The premise is simple – Haley (Haley Bishop) has set up a Zoom call with her friends, and a psychic, so they can all have a socially distanced séance. No one in the group really believes that it will be possible – they likely wouldn’t believe it even if they were together in person – but hey, it’s something to do, rather than talk about how scared they of the pandemic, how lonely they are in isolation, or the troubles in their romantic relationships, etc. Of course, in the grand tradition of horror movie characters who don’t believe in ghosts, spirits or séances, they actually do make contact – and it’s not with a friendly spirit.

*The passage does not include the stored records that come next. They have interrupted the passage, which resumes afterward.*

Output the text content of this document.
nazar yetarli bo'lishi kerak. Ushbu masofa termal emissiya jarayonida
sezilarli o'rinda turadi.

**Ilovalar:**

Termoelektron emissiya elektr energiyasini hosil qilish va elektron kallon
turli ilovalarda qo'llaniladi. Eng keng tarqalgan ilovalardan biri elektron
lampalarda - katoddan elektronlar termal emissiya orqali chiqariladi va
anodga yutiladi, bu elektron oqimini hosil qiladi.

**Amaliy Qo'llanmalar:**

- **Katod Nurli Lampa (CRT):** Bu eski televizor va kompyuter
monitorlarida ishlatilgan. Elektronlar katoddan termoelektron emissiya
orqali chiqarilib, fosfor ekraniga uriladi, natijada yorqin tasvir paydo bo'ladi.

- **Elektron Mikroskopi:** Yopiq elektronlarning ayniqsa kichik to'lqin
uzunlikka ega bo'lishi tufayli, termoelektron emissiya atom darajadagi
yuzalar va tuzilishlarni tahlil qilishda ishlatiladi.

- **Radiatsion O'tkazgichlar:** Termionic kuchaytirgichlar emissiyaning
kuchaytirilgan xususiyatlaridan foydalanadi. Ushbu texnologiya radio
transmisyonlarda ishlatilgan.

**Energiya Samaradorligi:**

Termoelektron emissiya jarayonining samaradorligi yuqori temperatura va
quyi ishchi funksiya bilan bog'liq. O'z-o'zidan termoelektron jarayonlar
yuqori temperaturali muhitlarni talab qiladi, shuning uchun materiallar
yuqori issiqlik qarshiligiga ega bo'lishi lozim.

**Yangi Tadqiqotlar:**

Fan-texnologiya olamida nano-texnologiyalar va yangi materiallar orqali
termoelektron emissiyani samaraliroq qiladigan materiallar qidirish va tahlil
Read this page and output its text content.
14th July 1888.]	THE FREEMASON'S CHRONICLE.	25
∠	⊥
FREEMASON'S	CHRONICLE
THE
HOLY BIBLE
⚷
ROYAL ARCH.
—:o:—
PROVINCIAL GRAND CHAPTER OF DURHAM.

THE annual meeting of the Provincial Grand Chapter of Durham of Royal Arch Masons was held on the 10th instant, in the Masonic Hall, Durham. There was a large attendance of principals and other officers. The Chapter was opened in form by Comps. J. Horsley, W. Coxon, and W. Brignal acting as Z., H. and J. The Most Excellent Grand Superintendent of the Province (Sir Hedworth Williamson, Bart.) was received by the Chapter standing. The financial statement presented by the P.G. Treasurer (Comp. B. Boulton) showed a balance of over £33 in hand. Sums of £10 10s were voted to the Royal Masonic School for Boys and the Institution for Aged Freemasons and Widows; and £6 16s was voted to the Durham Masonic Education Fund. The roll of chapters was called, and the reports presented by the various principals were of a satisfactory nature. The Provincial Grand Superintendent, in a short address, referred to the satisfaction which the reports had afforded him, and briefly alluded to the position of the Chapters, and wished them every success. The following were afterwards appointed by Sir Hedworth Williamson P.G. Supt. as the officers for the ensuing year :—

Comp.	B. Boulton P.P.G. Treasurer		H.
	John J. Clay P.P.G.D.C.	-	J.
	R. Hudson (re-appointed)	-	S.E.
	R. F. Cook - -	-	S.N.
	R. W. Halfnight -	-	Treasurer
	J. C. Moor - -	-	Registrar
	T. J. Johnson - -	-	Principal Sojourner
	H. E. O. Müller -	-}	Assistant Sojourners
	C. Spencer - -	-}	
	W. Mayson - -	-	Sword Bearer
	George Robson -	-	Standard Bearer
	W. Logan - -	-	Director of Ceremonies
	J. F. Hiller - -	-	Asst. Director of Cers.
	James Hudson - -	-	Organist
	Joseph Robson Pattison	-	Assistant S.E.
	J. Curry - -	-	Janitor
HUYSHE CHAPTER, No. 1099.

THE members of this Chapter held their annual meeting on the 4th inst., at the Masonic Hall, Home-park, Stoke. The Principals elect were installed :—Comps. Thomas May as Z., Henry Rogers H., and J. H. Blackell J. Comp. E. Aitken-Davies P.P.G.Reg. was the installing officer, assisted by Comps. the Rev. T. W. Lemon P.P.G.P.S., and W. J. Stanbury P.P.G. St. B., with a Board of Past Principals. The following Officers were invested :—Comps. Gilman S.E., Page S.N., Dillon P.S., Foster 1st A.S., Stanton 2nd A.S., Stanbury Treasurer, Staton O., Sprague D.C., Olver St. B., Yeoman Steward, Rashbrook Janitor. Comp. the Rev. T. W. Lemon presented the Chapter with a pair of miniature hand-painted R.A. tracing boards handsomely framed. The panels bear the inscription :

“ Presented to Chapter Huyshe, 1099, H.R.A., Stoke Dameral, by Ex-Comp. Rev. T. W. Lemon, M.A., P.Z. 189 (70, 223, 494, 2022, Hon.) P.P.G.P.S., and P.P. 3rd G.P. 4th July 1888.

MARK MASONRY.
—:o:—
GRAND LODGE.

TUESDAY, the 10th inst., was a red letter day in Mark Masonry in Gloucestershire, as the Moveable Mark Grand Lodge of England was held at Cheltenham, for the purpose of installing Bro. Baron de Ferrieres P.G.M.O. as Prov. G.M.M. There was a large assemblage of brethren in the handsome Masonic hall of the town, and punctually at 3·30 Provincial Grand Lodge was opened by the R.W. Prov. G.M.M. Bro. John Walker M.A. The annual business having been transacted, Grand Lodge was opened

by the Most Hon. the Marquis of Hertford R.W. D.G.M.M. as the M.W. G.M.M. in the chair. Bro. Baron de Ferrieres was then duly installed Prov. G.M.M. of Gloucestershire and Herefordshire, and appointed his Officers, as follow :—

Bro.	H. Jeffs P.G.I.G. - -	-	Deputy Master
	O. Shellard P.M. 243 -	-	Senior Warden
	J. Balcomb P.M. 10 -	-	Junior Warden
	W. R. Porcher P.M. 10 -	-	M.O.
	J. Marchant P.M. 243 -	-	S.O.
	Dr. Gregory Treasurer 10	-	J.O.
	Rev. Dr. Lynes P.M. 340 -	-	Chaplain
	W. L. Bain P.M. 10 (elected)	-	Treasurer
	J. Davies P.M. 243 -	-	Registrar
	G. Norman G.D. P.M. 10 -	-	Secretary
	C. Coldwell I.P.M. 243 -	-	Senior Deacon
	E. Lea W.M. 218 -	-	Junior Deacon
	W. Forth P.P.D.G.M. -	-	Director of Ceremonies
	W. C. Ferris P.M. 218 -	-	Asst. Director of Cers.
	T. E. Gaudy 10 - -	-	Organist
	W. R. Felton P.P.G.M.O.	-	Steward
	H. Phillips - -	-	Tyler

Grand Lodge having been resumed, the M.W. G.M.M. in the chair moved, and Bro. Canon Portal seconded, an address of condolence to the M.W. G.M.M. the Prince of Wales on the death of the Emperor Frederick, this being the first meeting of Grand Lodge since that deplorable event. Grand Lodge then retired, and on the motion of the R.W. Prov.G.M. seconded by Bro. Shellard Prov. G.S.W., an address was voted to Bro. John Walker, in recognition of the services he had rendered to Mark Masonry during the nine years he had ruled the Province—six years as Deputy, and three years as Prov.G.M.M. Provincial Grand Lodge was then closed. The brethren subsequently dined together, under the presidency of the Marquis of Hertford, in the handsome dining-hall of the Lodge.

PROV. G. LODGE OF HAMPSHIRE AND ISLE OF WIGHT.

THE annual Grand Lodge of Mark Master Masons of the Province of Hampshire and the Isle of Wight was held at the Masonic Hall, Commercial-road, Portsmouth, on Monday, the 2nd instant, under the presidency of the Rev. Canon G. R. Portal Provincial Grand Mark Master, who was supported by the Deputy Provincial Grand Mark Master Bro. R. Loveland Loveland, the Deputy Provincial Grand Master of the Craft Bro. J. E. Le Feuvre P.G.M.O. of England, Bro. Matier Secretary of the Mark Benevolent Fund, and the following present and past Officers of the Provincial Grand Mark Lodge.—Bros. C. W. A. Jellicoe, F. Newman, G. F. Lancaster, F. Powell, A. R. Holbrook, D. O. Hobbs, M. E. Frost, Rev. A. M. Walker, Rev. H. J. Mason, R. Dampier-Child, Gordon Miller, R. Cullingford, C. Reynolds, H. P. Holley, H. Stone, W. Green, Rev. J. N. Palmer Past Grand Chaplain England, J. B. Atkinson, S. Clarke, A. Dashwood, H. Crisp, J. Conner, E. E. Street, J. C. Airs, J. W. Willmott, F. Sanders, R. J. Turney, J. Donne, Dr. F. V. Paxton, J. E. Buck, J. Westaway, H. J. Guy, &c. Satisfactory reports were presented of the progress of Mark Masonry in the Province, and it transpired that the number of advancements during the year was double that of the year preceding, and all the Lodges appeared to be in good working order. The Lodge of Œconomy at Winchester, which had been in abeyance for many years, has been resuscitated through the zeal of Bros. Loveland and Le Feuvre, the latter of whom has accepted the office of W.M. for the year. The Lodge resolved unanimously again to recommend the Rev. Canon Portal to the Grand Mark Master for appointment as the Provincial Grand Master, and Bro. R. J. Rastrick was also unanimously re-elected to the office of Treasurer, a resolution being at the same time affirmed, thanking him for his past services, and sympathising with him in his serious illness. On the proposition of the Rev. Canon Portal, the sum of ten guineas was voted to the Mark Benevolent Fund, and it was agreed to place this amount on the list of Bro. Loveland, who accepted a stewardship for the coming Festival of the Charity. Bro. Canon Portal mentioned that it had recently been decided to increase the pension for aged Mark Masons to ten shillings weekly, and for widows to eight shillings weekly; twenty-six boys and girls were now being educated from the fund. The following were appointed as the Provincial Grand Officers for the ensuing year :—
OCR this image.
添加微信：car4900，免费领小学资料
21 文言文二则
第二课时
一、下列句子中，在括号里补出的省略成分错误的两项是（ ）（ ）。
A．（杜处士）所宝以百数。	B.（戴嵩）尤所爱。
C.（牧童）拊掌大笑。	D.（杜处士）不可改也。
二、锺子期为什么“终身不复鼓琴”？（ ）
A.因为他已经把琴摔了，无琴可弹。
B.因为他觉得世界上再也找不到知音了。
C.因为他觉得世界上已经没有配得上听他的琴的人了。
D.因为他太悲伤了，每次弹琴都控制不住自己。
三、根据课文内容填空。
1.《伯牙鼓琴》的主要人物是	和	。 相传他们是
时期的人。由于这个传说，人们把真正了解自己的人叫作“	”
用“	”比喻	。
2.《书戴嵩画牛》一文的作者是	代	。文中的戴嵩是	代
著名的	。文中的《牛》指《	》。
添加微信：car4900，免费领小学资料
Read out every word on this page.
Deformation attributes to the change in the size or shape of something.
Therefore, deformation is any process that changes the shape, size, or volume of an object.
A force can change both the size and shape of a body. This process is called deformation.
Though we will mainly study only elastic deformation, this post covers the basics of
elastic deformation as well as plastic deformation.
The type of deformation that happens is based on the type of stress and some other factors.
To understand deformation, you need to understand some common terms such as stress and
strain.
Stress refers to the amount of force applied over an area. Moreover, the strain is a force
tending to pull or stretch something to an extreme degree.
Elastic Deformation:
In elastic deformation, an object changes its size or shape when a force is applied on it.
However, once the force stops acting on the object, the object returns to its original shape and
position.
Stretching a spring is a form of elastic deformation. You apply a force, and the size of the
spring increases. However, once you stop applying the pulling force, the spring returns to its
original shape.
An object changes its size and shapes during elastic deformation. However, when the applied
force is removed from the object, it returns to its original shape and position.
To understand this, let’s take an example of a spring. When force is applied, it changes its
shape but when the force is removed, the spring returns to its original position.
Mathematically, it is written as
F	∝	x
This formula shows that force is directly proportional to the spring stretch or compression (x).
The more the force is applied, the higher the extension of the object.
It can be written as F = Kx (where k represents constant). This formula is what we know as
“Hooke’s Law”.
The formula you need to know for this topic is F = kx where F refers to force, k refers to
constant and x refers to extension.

You know where this is going when the film begins, and it gets there all right. Unlike say, Unfriended – or a lot of horror movies – the victims here don’t really do anything to deserve their ultimate fates. Yes, they kind of mock the psychic at the beginning – but not that harshly. Perhaps that is deliberate – the nod to the pandemic, that doesn’t discriminate, but comes after you no matter what. But it’s hard to feel too much for these characters either – they are basically cookie cutters – and for the most part, I barely remembered who was who from one moment to the next. It doesn’t really matter – they are all lambs to the slaughter.

Host mainly works though on its own very limited terms. Yes, you get the sense that everything about it was rushed – but it certainly looks and feels like a real zoom call, the practical effects work about as good as can be expected, and even if there are a lot of cheap, jump scares – well, they work anyway. We are probably going to get countless films about this pandemic – horror films that try and tap into the fear we all felt, dramas about “the way we live now” and the “new normal” – etc. Most will almost definitely be insufferable. Host, for all its limitations, isn’t that. It’s lean, mean and effective.